Dear Prudence,
I’m a cis woman in my late 20s from a conservative Catholic background. I’ve known I was gay (or “struggled with same-sex attraction,” in the language of my church) since I was a child. In 2018, I married a good, decent man to try to live as a straight woman; this failed, and we divorced shortly thereafter. Due to family and church pressure, I agreed to “walk a holy path of lifelong celibacy.” COVID has turned my life upside down. I’m sheltering-in-place across the country, and my social group is now mostly local artists. One of them confessed her crush on me, I reciprocated, and we have started remotely dating. I’ve prayed and reflected and made peace with being a gay Catholic. I came out to my parents, and they cut me off. I was emotionally destroyed for a few days, but then years of anxiety and depression lifted.

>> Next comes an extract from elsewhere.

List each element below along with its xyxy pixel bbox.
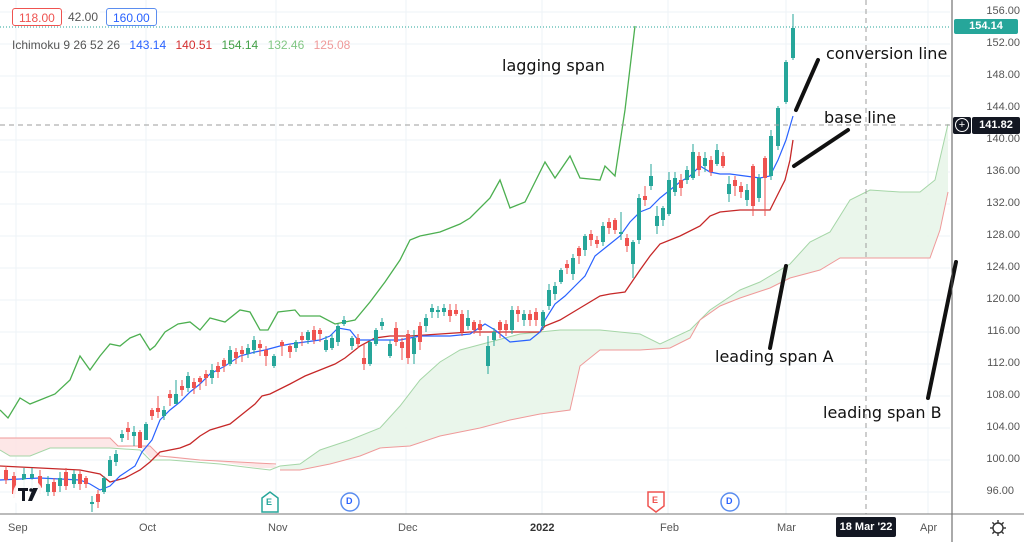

I’m making art and breathing freely again—after seven years of stunning blankness. I’m also suddenly angry, or I cry out of nowhere, because I think about the past and I feel things again. I feel like I’m losing my mind! I’m seriously considering a career change. I have a stable teaching job lined up at a religious school, or I can take a temporary research-based job for the city digitizing archives and curating displays. I’m leaning toward the latter. I love the Catholic Church, but she’s really hurt me, and I’m afraid of being hurt again. How can I be sure I’m making the right decision?